15.4 Discussion and conclusions
In this chapter I systematically compared the ranking of journals based on the traditionally used Thomson ISI JIF and the new Google Scholar based h-index. I have shown that any divergence between the two can generally be explained by either limitations in the way the JIF is calculated or by the more limited coverage of the ISI citation base.
I do acknowledge that our alternative metric disadvantages review journals with a small number of highly cited paper, but I conclude that in the field of Economics and Business in general, the Google Scholar based h-index provides a credible alternative for ranking journals. It addresses some of the statistical limitations underlying the JIF and is more suitable to measure a journals wider economic or social impact rather than its impact on an academic audience only.
As such I argue that the Google Scholar h-index might provide a more accurate and comprehensive measure of journal impact and at the very least should be considered as a supplement to ISI-based impact analyses. However, even though an assessment of journal impact based on the journals Google Scholar h-index might be more accurate and comprehensive than relying only on an ISI-based impact analysis, I would like to express strong caution against a single-minded focus on journal impact in evaluating individual scholars research output.
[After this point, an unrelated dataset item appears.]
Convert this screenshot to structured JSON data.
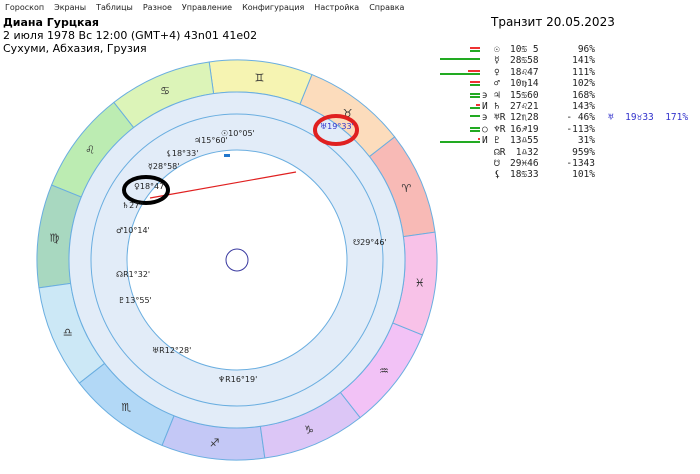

Whilst journal impact can certainly be used as one of the criteria to evaluate research output, reducing the evaluation to one single number is unlikely to provide a complete picture of a scholars real impact. Recently, many studies have established that highly-cited articles get published in journals that are not considered top journals in the field and a substantial proportion of the articles published in top journals fail to generate a high level of citations (see e.g. Starbuck, 2005, and Singh, Haddad & Chow, 2007).
Hence using journal proxies to evaluate the impact of individual articles can lead to substantial attribution errors. Unfortunately, the impact of individual articles is not generally known until quite some after their publication, making this measure more appropriate for decisions on for instance promotion or appointment to full professorial positions, than for tenure decisions.